Lily's structure is a study in restraint. The stone-fruit opening gives way to a white floral heart that feels botanical rather than synthetic, and the warm drydown exists only to extend the florals' life without dominating them. Each tier serves the next: the fruity opening attracts, the floral heart convinces, and the woody-musk base ensures the memory lingers close to the skin. The combination of peach, apricot, and osmanthus in both opening and heart creates a deliberate echo, a through-line that makes the fragrance feel cohesive rather than segmented. For those seeking a white floral that behaves like a second skin, Lily delivers that argument without needing to shout it.
The evolution
Lily begins with bright, juicy honesty. Peach and apricot arrive clean and dewy, pear adds textural weight, and mandarin orange keeps the citrus element playful rather than sharp. Pink pepper whispers at the edges, hinting at complexity to come.

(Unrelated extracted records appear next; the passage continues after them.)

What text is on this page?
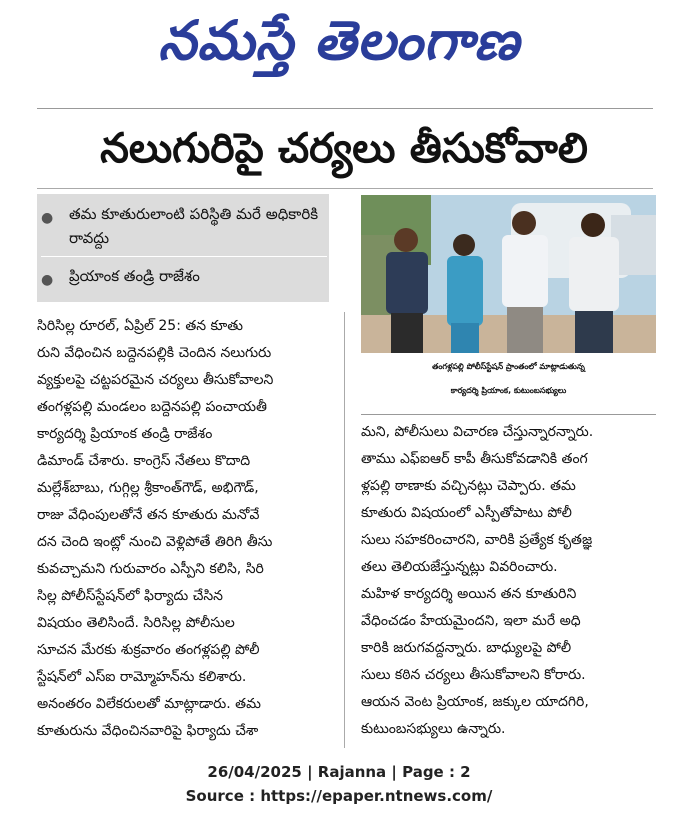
నమస్తే తెలంగాణ
నలుగురిపై చర్యలు తీసుకోవాలి
● తమ కూతురులాంటి పరిస్థితి మరే అధికారికి రావద్దు
● ప్రియాంక తండ్రి రాజేశం
తంగళ్లపల్లి పోలీస్‌స్టేషన్ ప్రాంతంలో మాట్లాడుతున్న
కార్యదర్శి ప్రియాంక, కుటుంబసభ్యులు
సిరిసిల్ల రూరల్, ఏప్రిల్ 25: తన కూతు
రుని వేధించిన బద్దెనపల్లికి చెందిన నలుగురు
వ్యక్తులపై చట్టపరమైన చర్యలు తీసుకోవాలని
తంగళ్లపల్లి మండలం బద్దెనపల్లి పంచాయతీ
కార్యదర్శి ప్రియాంక తండ్రి రాజేశం
డిమాండ్ చేశారు. కాంగ్రెస్ నేతలు కొదాది
మల్లేశ్‌బాబు, గుగ్గిల్ల శ్రీకాంత్‌గౌడ్, అభిగౌడ్,
రాజు వేధింపులతోనే తన కూతురు మనోవే
దన చెంది ఇంట్లో నుంచి వెళ్లిపోతే తిరిగి తీసు
కువచ్చామని గురువారం ఎస్పీని కలిసి, సిరి
సిల్ల పోలీస్‌స్టేషన్‌లో ఫిర్యాదు చేసిన
విషయం తెలిసిందే. సిరిసిల్ల పోలీసుల
సూచన మేరకు శుక్రవారం తంగళ్లపల్లి పోలీ
స్టేషన్‌లో ఎస్ఐ రామ్మోహన్‌ను కలిశారు.
అనంతరం విలేకరులతో మాట్లాడారు. తమ
కూతురును వేధించినవారిపై ఫిర్యాదు చేశా
మని, పోలీసులు విచారణ చేస్తున్నారన్నారు.
తాము ఎఫ్ఐఆర్ కాపీ తీసుకోవడానికి తంగ
ళ్లపల్లి ఠాణాకు వచ్చినట్లు చెప్పారు. తమ
కూతురు విషయంలో ఎస్పీతోపాటు పోలీ
సులు సహకరించారని, వారికి ప్రత్యేక కృతజ్ఞ
తలు తెలియజేస్తున్నట్లు వివరించారు.
మహిళ కార్యదర్శి అయిన తన కూతురిని
వేధించడం హేయమైందని, ఇలా మరే అధి
కారికి జరుగవద్దన్నారు. బాధ్యులపై పోలీ
సులు కఠిన చర్యలు తీసుకోవాలని కోరారు.
ఆయన వెంట ప్రియాంక, జక్కుల యాదగిరి,
కుటుంబసభ్యులు ఉన్నారు.
26/04/2025 | Rajanna | Page : 2
Source : https://epaper.ntnews.com/
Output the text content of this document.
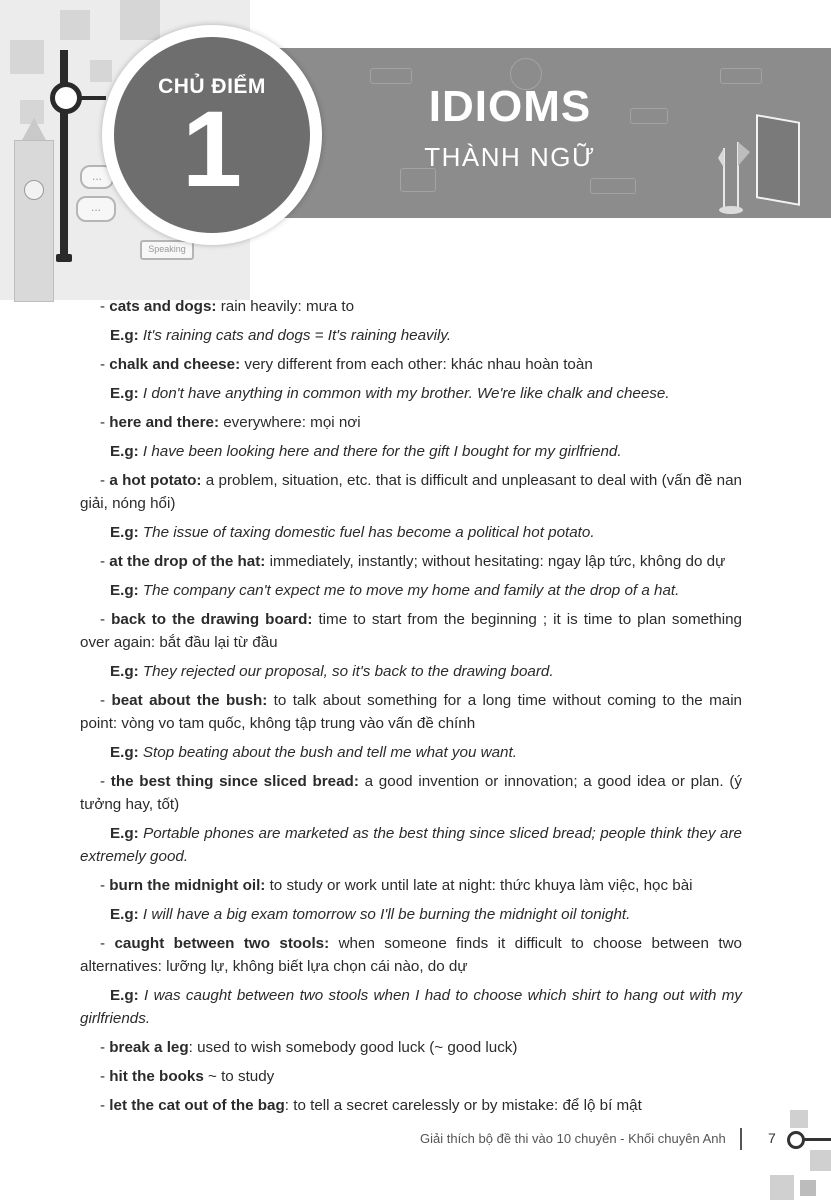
...
...
Speaking
CHỦ ĐIỂM
1	IDIOMS
THÀNH NGỮ

- cats and dogs: rain heavily: mưa to

E.g: It's raining cats and dogs = It's raining heavily.

- chalk and cheese: very different from each other: khác nhau hoàn toàn

E.g: I don't have anything in common with my brother. We're like chalk and cheese.

- here and there: everywhere: mọi nơi

E.g: I have been looking here and there for the gift I bought for my girlfriend.

- a hot potato: a problem, situation, etc. that is difficult and unpleasant to deal with (vấn đề nan giải, nóng hổi)

E.g: The issue of taxing domestic fuel has become a political hot potato.

- at the drop of the hat: immediately, instantly; without hesitating: ngay lập tức, không do dự

E.g: The company can't expect me to move my home and family at the drop of a hat.

- back to the drawing board: time to start from the beginning ; it is time to plan something over again: bắt đầu lại từ đầu

E.g: They rejected our proposal, so it's back to the drawing board.

- beat about the bush: to talk about something for a long time without coming to the main point: vòng vo tam quốc, không tập trung vào vấn đề chính

E.g: Stop beating about the bush and tell me what you want.

- the best thing since sliced bread: a good invention or innovation; a good idea or plan. (ý tưởng hay, tốt)

E.g: Portable phones are marketed as the best thing since sliced bread; people think they are extremely good.

- burn the midnight oil: to study or work until late at night: thức khuya làm việc, học bài

E.g: I will have a big exam tomorrow so I'll be burning the midnight oil tonight.

- caught between two stools: when someone finds it difficult to choose between two alternatives: lưỡng lự, không biết lựa chọn cái nào, do dự

E.g: I was caught between two stools when I had to choose which shirt to hang out with my girlfriends.

- break a leg: used to wish somebody good luck (~ good luck)

- hit the books ~ to study

- let the cat out of the bag: to tell a secret carelessly or by mistake: để lộ bí mật

Giải thích bộ đề thi vào 10 chuyên - Khối chuyên Anh	7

As the minutes pass, the heart opens like a garden gate: lily asserts its presence with characteristic crispness, jasmine and gardenia provide creamy counterpoint, and osmanthus ties the transition with its own fruity-floral character. Rose, violet, iris, and narcissus add layers without crowding the stage. The drydown shifts from garden to forest floor, warm and close, musk and vanilla wrapping the florals in skin-like comfort while sandalwood, amber, patchouli, moss, and vetiver provide the earthy, woody foundation that keeps everything grounded.
Cultural impact
Since 2017, Lily Eau de Parfum has quietly become one of the most worn florals across Latin America. The community describes it as feminine and elegant, with a clean soapy texture that earns consistent compliments. It sits comfortably in the winter-fall bracket but performs well across spring evenings. What keeps people returning isn't novelty, it's reliability done beautifully.